College students, according to a Higher Ed Today study of first-year students (ages 18 to 20), experience “moderate-severe anxiety increased from 18.1 percent before the pandemic (October 2019-February 2020) to 25.3 percent within four months after the pandemic began (June/July 2020). Similarly, researchers find that moderate-severe depression increased from 21.5 percent to 31.7 percent.” That means that 50 percent of college students report moderate-to-severe anxiety and depression. That is on its face is a massive public health crisis.

College students have also been financially impacted. According to the Hechinger Report, “6.6 million students can’t obtain their transcripts from public and private colleges and universities that block them from access for having unpaid balances as low as $25 or less.” Imagine students who cannot get their diploma or transcripts because they can’t gather the $25 needed to pay that outstanding bill. A significant number of students are also food insecure. According to a survey conducted by Hope4College, 39 percent of the college students surveyed were food insecure during the prior 30 days, 46 percent were housing insecure in the past year, and 17 percent were homeless in the past year. This is sobering.

What this picture tells us is that we have an outdated image of college that needs to change. It is rooted in a romantic, mythical past that still imagines campuses of 18- to 22-year-olds on an idyllic, residential campus. Today more than 50 percent of all students are older than college age. They are juggling families, bills, and work while trying hard to advance their career opportunities. Many do not make it to graduation. And COVID is not just causing delays. According to Marketplace, the pandemic has seen a significant decline in college going for students of color. And, as they report, “That has repercussions now and for the future.”

UNICEF calls the tragedy before us “a trifecta of threats: direct consequences of the disease itself, interruption in essential services and increasing poverty and inequality.”

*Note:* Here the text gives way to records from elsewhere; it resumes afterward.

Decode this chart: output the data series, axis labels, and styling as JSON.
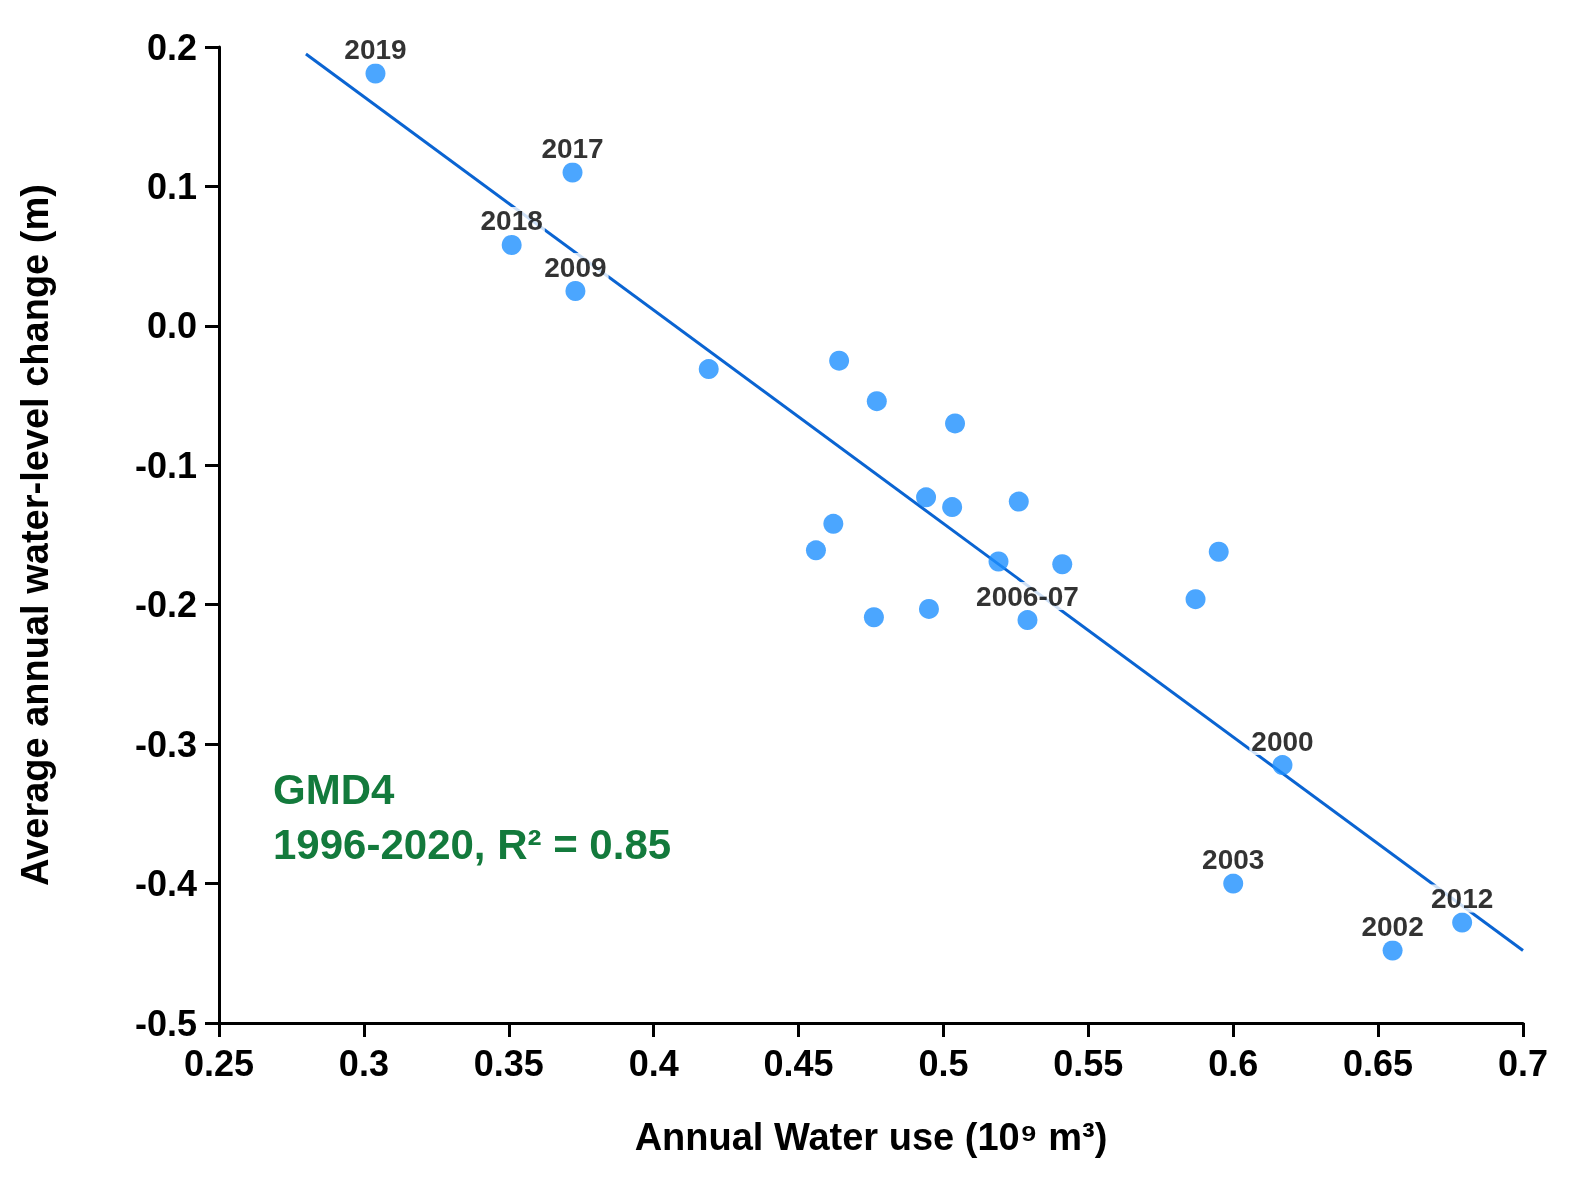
{
  "chart_data": {
    "type": "scatter",
    "xlabel": "Annual Water use (10⁹ m³)",
    "ylabel": "Average annual water-level change (m)",
    "xlim": [
      0.25,
      0.7
    ],
    "xticks": [
      0.25,
      0.3,
      0.35,
      0.4,
      0.45,
      0.5,
      0.55,
      0.6,
      0.65,
      0.7
    ],
    "ylim": [
      -0.5,
      0.2
    ],
    "yticks": [
      -0.5,
      -0.4,
      -0.3,
      -0.2,
      -0.1,
      {
        "value": 0,
        "label": "0.0"
      },
      0.1,
      0.2
    ],
    "grid": false,
    "marker": "circle",
    "series": [
      {
        "color": "#1e90ff",
        "x": [
          0.304,
          0.372,
          0.351,
          0.373,
          0.419,
          0.464,
          0.477,
          0.504,
          0.494,
          0.503,
          0.526,
          0.462,
          0.456,
          0.519,
          0.541,
          0.476,
          0.495,
          0.529,
          0.587,
          0.595,
          0.617,
          0.6,
          0.655,
          0.679
        ],
        "values": [
          0.181,
          0.11,
          0.058,
          0.025,
          -0.031,
          -0.025,
          -0.054,
          -0.07,
          -0.123,
          -0.13,
          -0.126,
          -0.142,
          -0.161,
          -0.169,
          -0.171,
          -0.209,
          -0.203,
          -0.211,
          -0.196,
          -0.162,
          -0.315,
          -0.4,
          -0.448,
          -0.428
        ]
      },
      {
        "type": "line",
        "marker": "none",
        "color": "#0a64d2",
        "x": [
          0.28,
          0.7
        ],
        "values": [
          0.195,
          -0.448
        ]
      }
    ],
    "annotations": [
      {
        "text": "2019",
        "x": 0.304,
        "y": 0.181
      },
      {
        "text": "2017",
        "x": 0.372,
        "y": 0.11
      },
      {
        "text": "2018",
        "x": 0.351,
        "y": 0.058
      },
      {
        "text": "2009",
        "x": 0.373,
        "y": 0.025
      },
      {
        "text": "2006-07",
        "x": 0.529,
        "y": -0.211
      },
      {
        "text": "2000",
        "x": 0.617,
        "y": -0.315
      },
      {
        "text": "2003",
        "x": 0.6,
        "y": -0.4
      },
      {
        "text": "2012",
        "x": 0.679,
        "y": -0.428
      },
      {
        "text": "2002",
        "x": 0.655,
        "y": -0.448
      },
      "GMD4",
      "1996-2020, R² = 0.85"
    ]
  }
}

College and universities need to rethink how they approach this generation, understanding the deep trauma and educational impact caused by the pandemic. Geoff Mills, writing in the UK’s Times Higher Education says “these times … have been tough on almost everyone’s mental health and have pushed issues of personal well-being to the fore. But they have also shown that, with just cause, it is possible to dramatically transform the way university courses are taught at very short notice. These two factors make now the right time for universities to put mental well-being at the forefront of their curriculum design and delivery.”

Looking at our students as we find them, reimagining how we can walk with them on their educational journey, is not new for most college faculty. Now is the time for institutions of higher education to invest in faculty, support them as they develop new methodologies and use new technologies for teaching. And, if we really care, states need to reinvest in their public systems and the place to start, the one that will have the quickest route to impact, would be to jump-start centers for teaching and learning.